North Sea Ekofisk field reaches 50-year milestone

June 10, 2021
ConocoPhillips Norge has commemorated 50 years of production from the Ekofisk field in the southern Norwegian North Sea.

Offshore staff

TANANGER, NorwayConocoPhillips Norge has commemorated 50 years of production from the Ekofisk field in the southern Norwegian North Sea.

At the same time, the company has started production from the re-developed Tor field satellite, 13 km (8 mi) northeast of the Ekofisk Complex. Tor began producing in 1978 and was shut in 2015: the new development is based on eight wells divided between two subsea templates.

Originally, ConocoPhillips expected Ekofisk to cease operations in 1997. However, the introduction of water injection in the late 1980s improved recovery, helping to prolong production.

Ekofisk produces from a reservoir 3,000 m (9,842 ft) subsurface.

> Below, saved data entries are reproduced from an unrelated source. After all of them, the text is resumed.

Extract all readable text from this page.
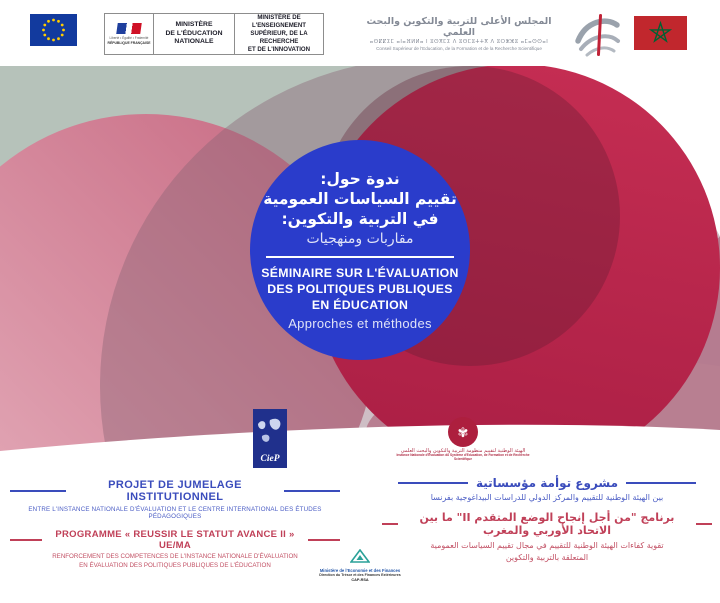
Liberté • Égalité • Fraternité
RÉPUBLIQUE FRANÇAISE
MINISTÈRE
DE L'ÉDUCATION
NATIONALE
MINISTÈRE DE L'ENSEIGNEMENT
SUPÉRIEUR, DE LA RECHERCHE
ET DE L'INNOVATION
المجلس الأعلى للتربية والتكوين والبحث العلمي
ⴰⵙⵇⵇⵉⵎ ⴰⵏⴰⴼⵍⵍⴰ ⵏ ⵓⵙⴳⵎⵉ ⴷ ⵓⵙⵎⵓⵜⵜⴳ ⴷ ⵓⵔⵣⵣⵓ ⴰⵎⴰⵙⵙⴰⵏ
Conseil Supérieur de l'Education, de la Formation et de la Recherche Scientifique
ندوة حول:
تقييم السياسات العمومية
في التربية والتكوين:
مقاربات ومنهجيات
SÉMINAIRE SUR L'ÉVALUATION
DES POLITIQUES PUBLIQUES
EN ÉDUCATION
Approches et méthodes
CieP
✾
الهيئة الوطنية لتقييم منظومة التربية والتكوين والبحث العلمي
Instance Nationale d'Evaluation du Système d'Education, de Formation et de Recherche Scientifique
PROJET DE JUMELAGE INSTITUTIONNEL
ENTRE L'INSTANCE NATIONALE D'ÉVALUATION ET LE CENTRE INTERNATIONAL DES ÉTUDES PÉDAGOGIQUES
PROGRAMME « REUSSIR LE STATUT AVANCE II » UE/MA
RENFORCEMENT DES COMPETENCES DE L'INSTANCE NATIONALE D'ÉVALUATION
EN ÉVALUATION DES POLITIQUES PUBLIQUES DE L'ÉDUCATION
مشروع توأمة مؤسساتية
بين الهيئة الوطنية للتقييم والمركز الدولي للدراسات البيداغوجية بفرنسا
برنامج "من أجل إنجاح الوضع المتقدم II" ما بين الاتحاد الأوربي والمغرب
تقوية كفاءات الهيئة الوطنية للتقييم في مجال تقييم السياسات العمومية
المتعلقة بالتربية والتكوين
Ministère de l'Economie et des Finances
Direction du Trésor et des Finances Extérieures
CAP-RSA
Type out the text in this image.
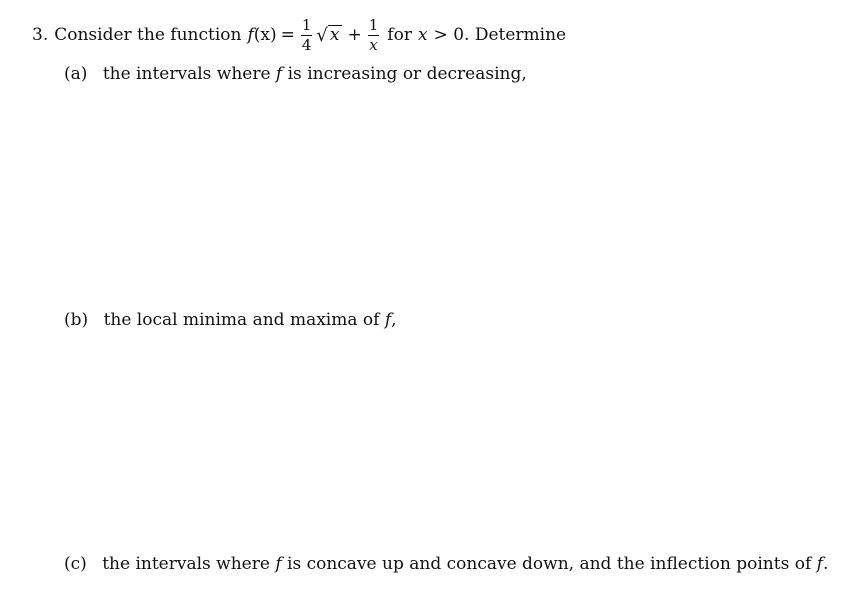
3. Consider the function f $(x) = \frac{1}{4}$ √ $x + \frac{1}{x}$ for x > 0. Determine
(a) the intervals where f is increasing or decreasing,
(b) the local minima and maxima of f,
(c) the intervals where f is concave up and concave down, and the inflection points of f.
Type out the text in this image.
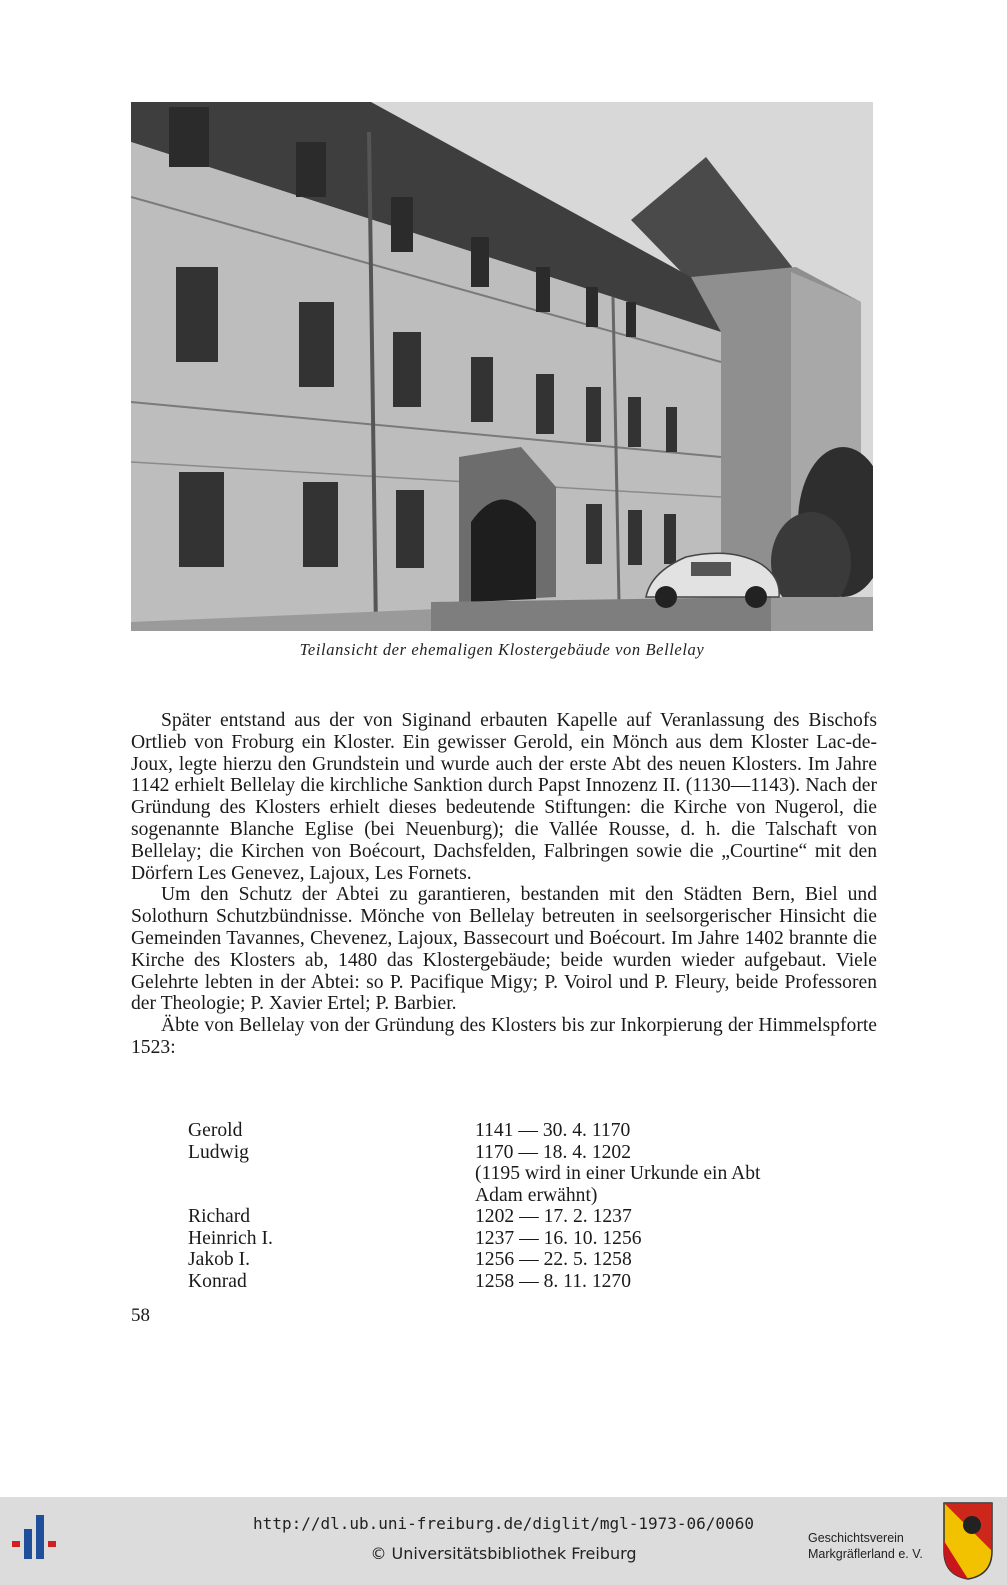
Teilansicht der ehemaligen Klostergebäude von Bellelay

Später entstand aus der von Siginand erbauten Kapelle auf Veranlassung des Bischofs Ortlieb von Froburg ein Kloster. Ein gewisser Gerold, ein Mönch aus dem Kloster Lac-de-Joux, legte hierzu den Grundstein und wurde auch der erste Abt des neuen Klosters. Im Jahre 1142 erhielt Bellelay die kirchliche Sanktion durch Papst Innozenz II. (1130—1143). Nach der Gründung des Klosters erhielt dieses bedeutende Stiftungen: die Kirche von Nugerol, die sogenannte Blanche Eglise (bei Neuenburg); die Vallée Rousse, d. h. die Talschaft von Bellelay; die Kirchen von Boécourt, Dachsfelden, Falbringen sowie die „Courtine“ mit den Dörfern Les Genevez, Lajoux, Les Fornets.

Um den Schutz der Abtei zu garantieren, bestanden mit den Städten Bern, Biel und Solothurn Schutzbündnisse. Mönche von Bellelay betreuten in seelsorgerischer Hinsicht die Gemeinden Tavannes, Chevenez, Lajoux, Bassecourt und Boécourt. Im Jahre 1402 brannte die Kirche des Klosters ab, 1480 das Klostergebäude; beide wurden wieder aufgebaut. Viele Gelehrte lebten in der Abtei: so P. Pacifique Migy; P. Voirol und P. Fleury, beide Professoren der Theologie; P. Xavier Ertel; P. Barbier.

Äbte von Bellelay von der Gründung des Klosters bis zur Inkorpierung der Himmelspforte 1523:

Gerold	1141 — 30. 4. 1170
Ludwig	1170 — 18. 4. 1202
(1195 wird in einer Urkunde ein Abt
Adam erwähnt)
Richard	1202 — 17. 2. 1237
Heinrich I.	1237 — 16. 10. 1256
Jakob I.	1256 — 22. 5. 1258
Konrad	1258 — 8. 11. 1270
58
http://dl.ub.uni-freiburg.de/diglit/mgl-1973-06/0060
© Universitätsbibliothek Freiburg
Geschichtsverein
Markgräflerland e. V.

To date more than 3 Bbbl have been produced from the 300-m (984-ft) oil column.

Currently, the company is assessing new development projects in the Greater Ekofisk Area (GEA), along with recent discoveries elsewhere in the North Sea and in the Norwegian Sea.

Since 1971, the GEA has created estimated value of close to NOK 2,600 billion ($314 billion), with 4.2 Bbbl produced from the Ekofisk field, 1.1 Bbbl from Eldfisk, and 0.8 Bboe from other fields in the area. The recovery rate of more than 50% has comfortably exceeded the original target of 17%.

Around 3,000 people work in the GEA, with 1,000 offshore on the platforms, rigs and vessels, supported by around 900 employees at the Tananger headquarters in southern Norway.

Over the past two decades the company has implemented various emissions reductions measures in the GEA. For instance, it commissioned a new power cable between the Eldfisk Complex and the Eldfisk 2/7 B platform to replace diesel-driven power with steam power.

The project should cut CO2 emissions by 1 MM metric tons/yr and NOx emissions by 167 metric tons/yr (184 tons).

Hybrid power solutions installed in three platform supply vessels are reducing diesel consumption by up to 15%, along with emitted NOx and CO2.

Late last year a new project got under way to restrict flaring at the Ekofisk J platform. From 2022 this should cut CO2 emissions at Ekofisk by 26MM metric tons/yr (28,660 tons).

Finally, Norway’s authorities have imposed a maximum oil-in-water content in produced water from the country’s offshore fields to 30 mg/l. The oil in water concentration in the GEA fell to 6.9 mg/l in recent years.